Clash over a Cable-TV Rate Request
NJBIZ, Nov 26, 2007 by Ruth, João-Pierre S
NEWARK
State protests efforts to deregulate prices in more than 100 communities
THE STATE'S THREE largest cable television operators want controls lifted on basic cable rates in a total of 109 towns, but New Jersey Ratepayer Advocate Stefanie A. Brand is challenging their efforts. The companies say growing competition from Verizon Communications and satellite TV providers ends the need for regulation in many parts of the state.
Brand, whose office is part of the Department of the Public Advocate, this month asked the Federal Communications Commission (FCC) to deny petitions filed by Comcast Cable Communications, Cablevision Systems Corp. and Time Warner Cable to deregulate basic rates in the municipalities.
Brand says the average rate for basic cable-plus service, which includes standard broadcast channels and additional nonpremium channels such as Comedy Central and ESPN, has climbed in the state from $19.99 in 1999 to $36.74 today.
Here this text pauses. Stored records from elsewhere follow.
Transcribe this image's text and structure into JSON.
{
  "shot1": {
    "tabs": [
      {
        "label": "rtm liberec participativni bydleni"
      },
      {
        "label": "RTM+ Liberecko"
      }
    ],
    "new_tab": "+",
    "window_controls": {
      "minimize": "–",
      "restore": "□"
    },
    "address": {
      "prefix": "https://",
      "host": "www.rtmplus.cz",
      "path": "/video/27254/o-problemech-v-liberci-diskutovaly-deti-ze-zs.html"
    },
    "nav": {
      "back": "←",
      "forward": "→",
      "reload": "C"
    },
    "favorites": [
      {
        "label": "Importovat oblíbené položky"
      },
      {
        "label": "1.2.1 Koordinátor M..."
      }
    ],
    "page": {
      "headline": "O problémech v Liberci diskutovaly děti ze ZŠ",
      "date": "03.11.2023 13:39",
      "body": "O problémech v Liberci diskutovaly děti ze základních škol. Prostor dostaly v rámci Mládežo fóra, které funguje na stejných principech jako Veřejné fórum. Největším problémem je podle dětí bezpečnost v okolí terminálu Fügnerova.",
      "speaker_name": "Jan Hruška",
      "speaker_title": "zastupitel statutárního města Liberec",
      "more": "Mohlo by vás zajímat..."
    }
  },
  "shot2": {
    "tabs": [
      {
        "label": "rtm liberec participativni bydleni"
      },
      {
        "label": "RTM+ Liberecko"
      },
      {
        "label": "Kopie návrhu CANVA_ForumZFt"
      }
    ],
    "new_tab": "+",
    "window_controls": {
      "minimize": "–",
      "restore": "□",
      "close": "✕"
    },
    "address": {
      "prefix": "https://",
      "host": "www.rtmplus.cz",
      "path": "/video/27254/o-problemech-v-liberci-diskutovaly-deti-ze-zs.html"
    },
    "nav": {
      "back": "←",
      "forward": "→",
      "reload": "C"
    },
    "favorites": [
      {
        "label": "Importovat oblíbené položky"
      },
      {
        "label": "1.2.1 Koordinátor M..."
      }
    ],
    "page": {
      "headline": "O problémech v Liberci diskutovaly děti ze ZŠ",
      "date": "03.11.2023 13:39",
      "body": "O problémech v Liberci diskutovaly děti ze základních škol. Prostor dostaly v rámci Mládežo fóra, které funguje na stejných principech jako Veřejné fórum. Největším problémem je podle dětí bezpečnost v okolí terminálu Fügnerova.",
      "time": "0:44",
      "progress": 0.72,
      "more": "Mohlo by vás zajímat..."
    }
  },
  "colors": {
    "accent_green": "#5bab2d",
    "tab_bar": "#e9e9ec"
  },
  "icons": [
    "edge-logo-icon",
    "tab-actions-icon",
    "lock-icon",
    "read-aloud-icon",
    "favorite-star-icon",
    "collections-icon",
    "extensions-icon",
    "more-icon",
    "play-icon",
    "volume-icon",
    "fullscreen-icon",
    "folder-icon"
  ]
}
She says deregulation would expose more than 1 million subscribers to further sharp rate hikes. "If the FCC approves these applications and deregulates the market, there won't be sufficient checks on rate increases to protect the public," she says.
The New Jersey Board of Public Utilities says 2.5 million subscribers receive at least basic cable service in the state.
The cable operators insist that Verizon's FiOS television service and satellite TV companies like Dish Network have made continued regulation unnecessary. "These municipalities in question clearly meet the standard for effective competition as established by the FCC," Mark Nevins, spokesman for the New Jersey Cable Telecommunications Association in Trenton.
Concurs Brian Dietze, vice president of communications for the National Cable & Telecommunications Association in Washington, D.C.: "There is a threshold point [under the 1996 Telecommunications Act] when there is another competitor with 15 percent of subscribers in a given market. That is a trigger for cable companies to apply for deregulation."
The FCC three years ago deregulated cable rates in 49 New Jersey towns served by Cablevision, which has 983,000 subscribers here and wants 77 more towns added to the deregulated list.
Brand questions each of the three companies' arguments for deregulation and the logic behind freeing the operators to jack up rates. "The idea of effective competition was it would put a check on prices," she says.
Comcast's claim to face a strong rival in Verizon is an overstatement, she says. Comcast wants deregulation in 24 towns that it serves. "The petition didn't demonstrate FiOS had entered these particular towns and was truly competing with Comcast," Brand says. Comcast, the largest cable service provider in New Jersey, has more than 1.3 million subscribers in the state.
Brand says Time Warner Cable, which serves about 56,000 subscribers in New Jersey, used misleading data to request rate deregulation in eight towns that it serves. "We challenged their math because they were using in some ways outdated data," she says. "We didn't think they were adequately showing the percentage of encroachment from satellite. We didn't think their numbers made sense because they were comparing apples and oranges."
Dietze says Brand will have a hard time persuading the FCC to deny the deregulation requests. An agency spokesperson could not say how long the review would take. "There are thousands of cable systems in the country and most now have significant competition," says Dietze. "Some petitions have been challenged but most have been approved."